視力について
わたしたちはよく「視力が1.5だから目が良い」「視力が0.8から0.5に下がった」などと言ったりします。
子供の頃には学校で、そして大人になってからは運転免許証を取得・更新する際など、誰でもがこれまでに何度も視力を測った経験を持っていることでしょう。この「視力」とは一体どういうものなのでしょうか。
視力とは、物の形を見分けたり、離れた2つの物体を別の物として認識する能力のことをいいます。視力は機械で測定することもできますが、わたしたちにとって最もなじみが深いのは大小の「C」のマークや文字などが並んだ表を片目ずつ読んでいくという方法でしょう。

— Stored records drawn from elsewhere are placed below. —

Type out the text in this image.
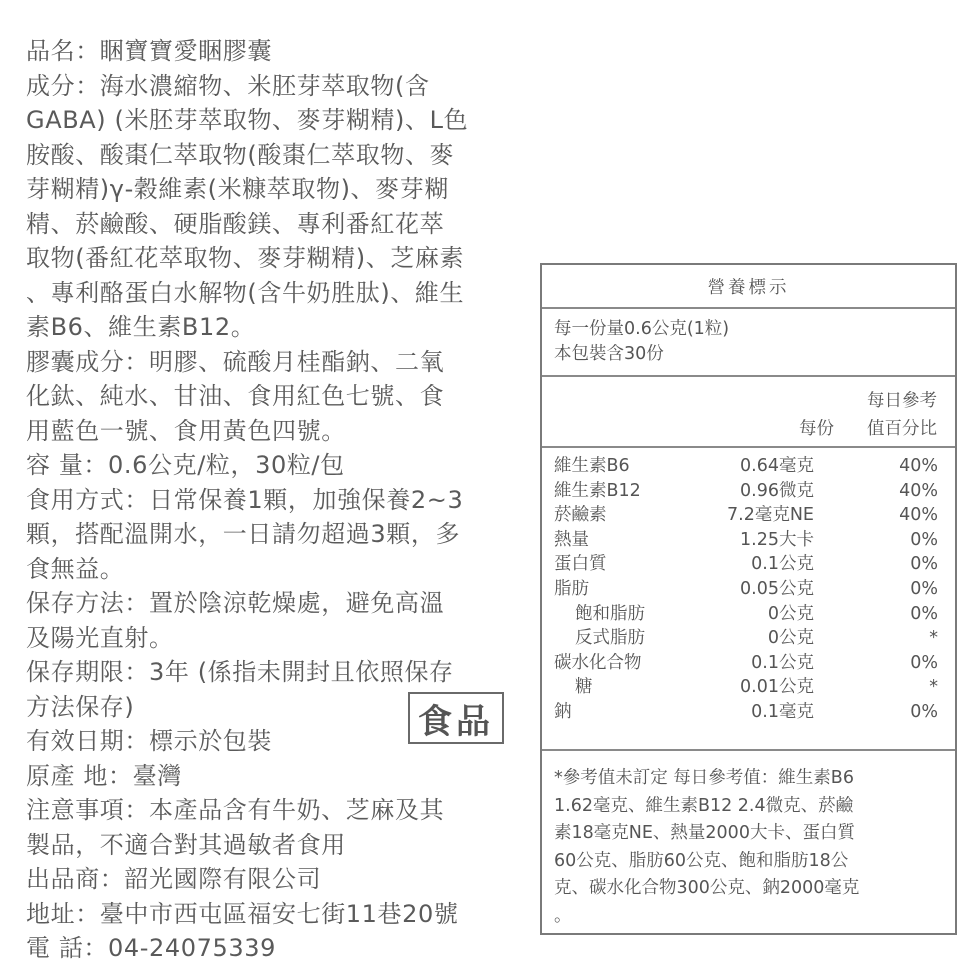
品名：睏寶寶愛睏膠囊

成分：海水濃縮物、米胚芽萃取物(含

GABA) (米胚芽萃取物、麥芽糊精)、L色

胺酸、酸棗仁萃取物(酸棗仁萃取物、麥

芽糊精)γ-穀維素(米糠萃取物)、麥芽糊

精、菸鹼酸、硬脂酸鎂、專利番紅花萃

取物(番紅花萃取物、麥芽糊精)、芝麻素

、專利酪蛋白水解物(含牛奶胜肽)、維生

素B6、維生素B12。

膠囊成分：明膠、硫酸月桂酯鈉、二氧

化鈦、純水、甘油、食用紅色七號、食

用藍色一號、食用黃色四號。

容 量：0.6公克/粒，30粒/包

食用方式：日常保養1顆，加強保養2~3

顆，搭配溫開水，一日請勿超過3顆，多

食無益。

保存方法：置於陰涼乾燥處，避免高溫

及陽光直射。

保存期限：3年 (係指未開封且依照保存

方法保存)

有效日期：標示於包裝

原產 地：臺灣

注意事項：本產品含有牛奶、芝麻及其

製品，不適合對其過敏者食用

出品商：韶光國際有限公司

地址：臺中市西屯區福安七街11巷20號

電 話：04-24075339

食品
營養標示
每一份量0.6公克(1粒)
本包裝含30份
每份
每日參考
值百分比
維生素B6	0.64毫克	40%
維生素B12	0.96微克	40%
菸鹼素	7.2毫克NE	40%
熱量	1.25大卡	0%
蛋白質	0.1公克	0%
脂肪	0.05公克	0%
飽和脂肪	0公克	0%
反式脂肪	0公克	*
碳水化合物	0.1公克	0%
糖	0.01公克	*
鈉	0.1毫克	0%
*參考值未訂定 每日參考值：維生素B6
1.62毫克、維生素B12 2.4微克、菸鹼
素18毫克NE、熱量2000大卡、蛋白質
60公克、脂肪60公克、飽和脂肪18公
克、碳水化合物300公克、鈉2000毫克
。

この「C」のマークは「ランドルト環」と呼ばれる世界共通のもので、20世紀初頭からすでに視力の測定に使われていました。そして、定められた大きさで表示されている環を5m、または3mの位置から見て、どの大きさのものまでが見分けられたかによって、視力が決定されることになります。
視力は0.5、1.0などといった数値で表しますが、最近では1.0以上の視力があればA、0.3未満であればDというように4段階に分けたアルファベットで表すことも少なくありません。
一般的には1.0以上の視力が正常であるとされていますが、両眼で0.7以上の視力があれば日常生活にはそれほど支障はなく、裸眼、または眼鏡やコンタクトレンズを使用した状態で0.7以上の視力があれば運転免許証の取得が可能です。
ただ、本来の意味での視力には、これ以外にも様々なものがあります。例えば、わたしたちが通常「視力」と呼んでいるものは、大抵は自分や対象となる物が静止状態にあるときに測った「静止視力」に当たります。
このほかに、動いている物を瞬間的に見分ける「動体視力」や物体の遠近感・立体感を正しく認識する「深視力」なども視力のひとつで、これらも運転免許証を取得・更新する際のチェック項目のひとつとなっています。